В сад слишком часто забегали морские волны, и он совсем не приносил плодов. Еще страшнее ночных шумов и огоньков в доме было вот что: если оставишь на камине с вечера моток пряжи, спицы и полную тарелку супу, то наутро, смотришь, суп съеден, тарелка пуста, а рядом с ней - пара связанных рукавиц. Домишко с дьяволом в придачу продавался за несколько фунтов стерлингов. Приезжая купила его, конечно, по наущению Сатаны. А может быть, из-за дешевизны.
Мало того, что она его купила, но она поселилась в нем вместе с мальчиком. И с -этой минуты в доме все успокоилось.

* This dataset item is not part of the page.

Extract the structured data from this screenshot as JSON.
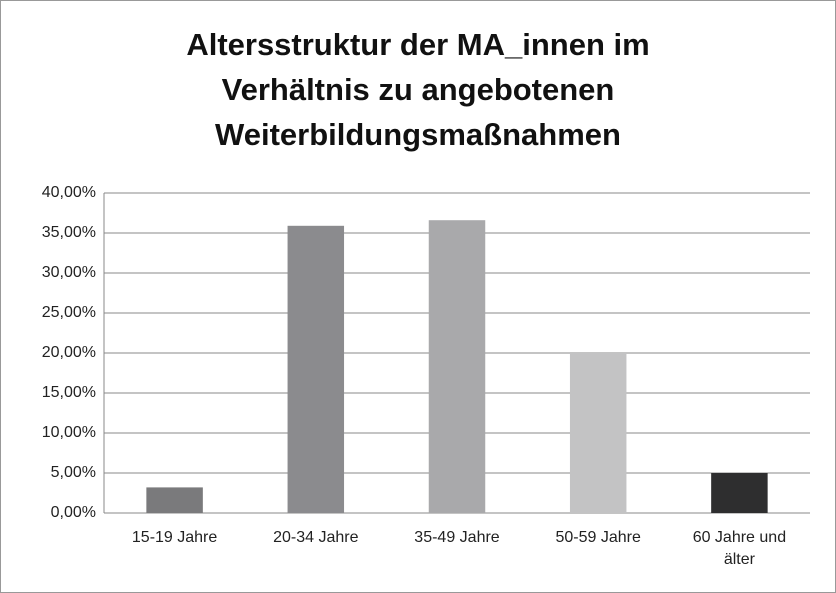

"По дому и жилец" - решила людская молва. Нечистая сила исчезла. На рассвете там уже не слышно было завываний, и вечером светилась лишь сальная свечка, зажженная хозяйкой.

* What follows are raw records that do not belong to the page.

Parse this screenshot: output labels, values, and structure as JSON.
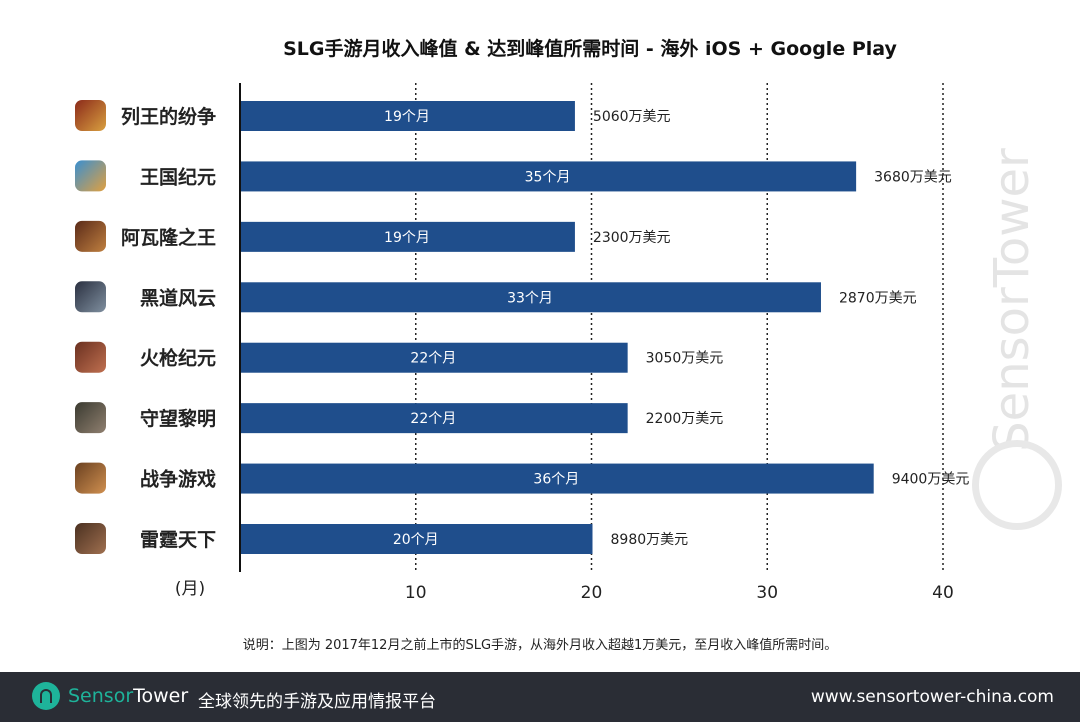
{
  "chart_data": {
    "type": "bar",
    "orientation": "horizontal",
    "title": "SLG手游月收入峰值 & 达到峰值所需时间 - 海外 iOS + Google Play",
    "xlabel": "(月)",
    "xlim": [
      0,
      40
    ],
    "xticks": [
      10,
      20,
      30,
      40
    ],
    "grid": "vertical dashed",
    "categories": [
      "列王的纷争",
      "王国纪元",
      "阿瓦隆之王",
      "黑道风云",
      "火枪纪元",
      "守望黎明",
      "战争游戏",
      "雷霆天下"
    ],
    "values": [
      19,
      35,
      19,
      33,
      22,
      22,
      36,
      20
    ],
    "bar_labels": [
      "19个月",
      "35个月",
      "19个月",
      "33个月",
      "22个月",
      "22个月",
      "36个月",
      "20个月"
    ],
    "peak_revenue_labels": [
      "5060万美元",
      "3680万美元",
      "2300万美元",
      "2870万美元",
      "3050万美元",
      "2200万美元",
      "9400万美元",
      "8980万美元"
    ],
    "bar_color": "#1f4e8c"
  },
  "note": "说明：上图为 2017年12月之前上市的SLG手游，从海外月收入超越1万美元，至月收入峰值所需时间。",
  "watermark": "SensorTower",
  "footer": {
    "brand_a": "Sensor",
    "brand_b": "Tower",
    "slogan": "全球领先的手游及应用情报平台",
    "url": "www.sensortower-china.com",
    "accent": "#1eb39a"
  }
}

А ведь свеча ведьмы и факел дьявола - одно и то же. Гернсейцы довольствовались таким объяснением.
Хозяйка дома получала доход от своего клочка земли.

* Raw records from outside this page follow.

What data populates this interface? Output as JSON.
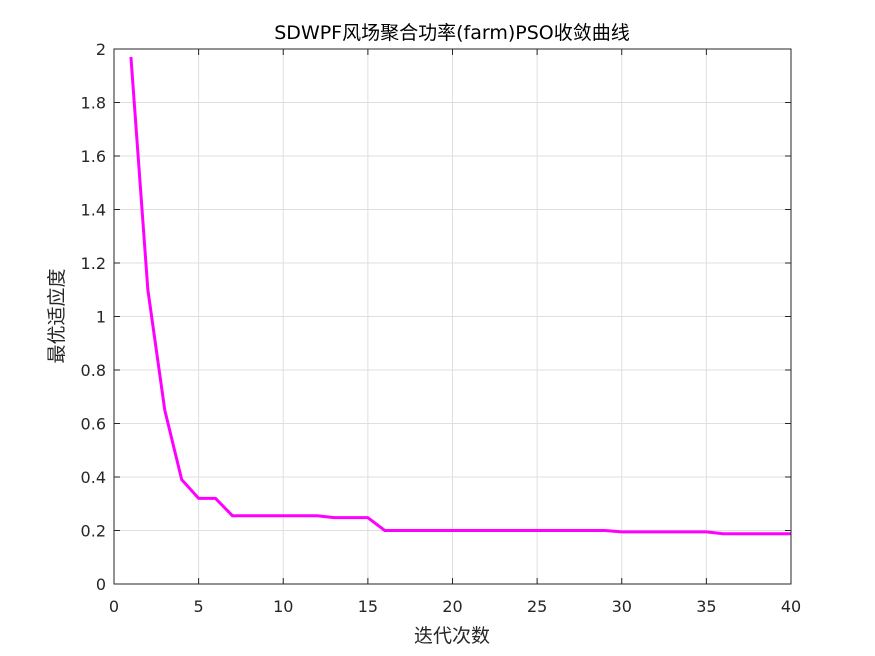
{
  "chart_data": {
    "type": "line",
    "title": "SDWPF风场聚合功率(farm)PSO收敛曲线",
    "xlabel": "迭代次数",
    "ylabel": "最优适应度",
    "xlim": [
      0,
      40
    ],
    "ylim": [
      0,
      2
    ],
    "xticks": [
      0,
      5,
      10,
      15,
      20,
      25,
      30,
      35,
      40
    ],
    "yticks": [
      0,
      0.2,
      0.4,
      0.6,
      0.8,
      1,
      1.2,
      1.4,
      1.6,
      1.8,
      2
    ],
    "xtick_labels": [
      "0",
      "5",
      "10",
      "15",
      "20",
      "25",
      "30",
      "35",
      "40"
    ],
    "ytick_labels": [
      "0",
      "0.2",
      "0.4",
      "0.6",
      "0.8",
      "1",
      "1.2",
      "1.4",
      "1.6",
      "1.8",
      "2"
    ],
    "grid": true,
    "series": [
      {
        "color": "#ff00ff",
        "x": [
          1,
          2,
          3,
          4,
          5,
          6,
          7,
          8,
          9,
          10,
          11,
          12,
          13,
          14,
          15,
          16,
          17,
          18,
          19,
          20,
          21,
          22,
          23,
          24,
          25,
          26,
          27,
          28,
          29,
          30,
          31,
          32,
          33,
          34,
          35,
          36,
          37,
          38,
          39,
          40
        ],
        "y": [
          1.97,
          1.1,
          0.65,
          0.39,
          0.32,
          0.32,
          0.255,
          0.255,
          0.255,
          0.255,
          0.255,
          0.255,
          0.248,
          0.248,
          0.248,
          0.2,
          0.2,
          0.2,
          0.2,
          0.2,
          0.2,
          0.2,
          0.2,
          0.2,
          0.2,
          0.2,
          0.2,
          0.2,
          0.2,
          0.195,
          0.195,
          0.195,
          0.195,
          0.195,
          0.195,
          0.188,
          0.188,
          0.188,
          0.188,
          0.188
        ]
      }
    ]
  }
}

У нее была хорошая корова, дававшая жирное молоко. Чужеземка разводила белую фасоль, капусту и картофель сорта "золотая капля". Она продавала, как все, "пастернак - бочками, лук - сотнями и бобы - мерками". Сама она не ходила на рынок, а поручала продавать урожай Гильберу Фальо в торговых рядах Сен-Сансона. Запись Фальо гласит, что однажды он продал для нее дюжину мер скороспелой картошки, под названием "трехмесячная".
Дом кое-как починили, он стал жилым; в комнатах протекало только во время сильных ливней. Дом был одноэтажный, с чердаком. Внизу было три комнаты - две спальни и столовая. На чердак вела узкая лесенка. Женщина занималась хозяйством и учила грамоте ребенка. В церковь она не ходила, поэтому, после всестороннего обсуждения, решили, что она француженка. "Лба не перекрестить" - дело не шуточное.
Словом, то были люди, никому не известные.
Она, вероятно, и была француженка. Вулканы разбрасывают камни, а революция - людей. Целые семьи раскидывает на дальние расстояния, их удел - жить на чужбине, связи разрываются, исчезают; люди словно с неба падают - кто в Англии, кто в Германии, кто в Америке. Они приводят в изумление коренных жителей. Откуда берутся незнакомцы?